With quality in mind, use a minimum base price of $100 to start your budget for your swine project. Determine which sale or sales you plan to attend and determine the maximum you can afford taking into consideration the previous year’s cost of pigs from the sale or breeder you select. The Michigan Pork Producers Association has a list of private treaty seller and auctions that will be helpful in planning. As a reminder for any swine project, it is important to use good biosecurity practices such as always changing clothes and shoes before visiting swine farms.

Anticipating feed costs

If you are budgeting or need to borrow money to buy the feed for a project animal, you need to know how much feed your pig will eat. If your 50-pound pig will be sold at 250 pounds, it will need to gain 200 pounds. You can estimate that it will take 3.5 pounds of feed per pound of gain. Therefore, your pig will probably need to eat about 700 pounds of feed. However, keep in mind that each pig may be a little different and could require more or less feed.

If your feed costs $0.24 cents per pound (based on paying $12 for a 50-pound bag of feed), you will need to budget $168.00 (700 x $0.24) for feed. Remember to budget more than what you need because accidents can happen with grain wasted as well as you may be left with part of a bag of feed at the end of fair week. Experienced feeders who use additional supplements or grow their own grain may have a different cost, but these are good estimates for most 4-H members.
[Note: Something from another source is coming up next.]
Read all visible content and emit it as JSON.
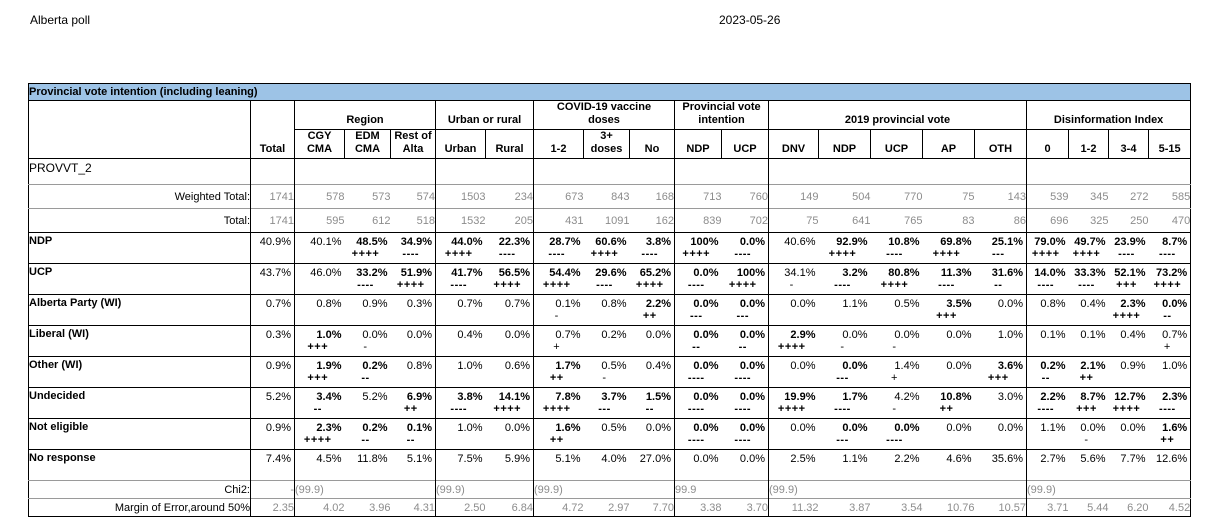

If your swine project remains healthy, you are on your way to a successful project year. As you care for your animal, take time to make careful observations. Being aware of changes in your animal’s behavior could help you prevent diseases and save additional costs. As you select your animal and feed, be proactive and ask questions of where you purchase your animal and feed to make the most of your money and set yourself on the path for a great livestock experience. Additionally, the newly revised “Your 4-H Market Hog Project” book, available through the MSU Extension Bookstore, is a great resource for 4-H youth.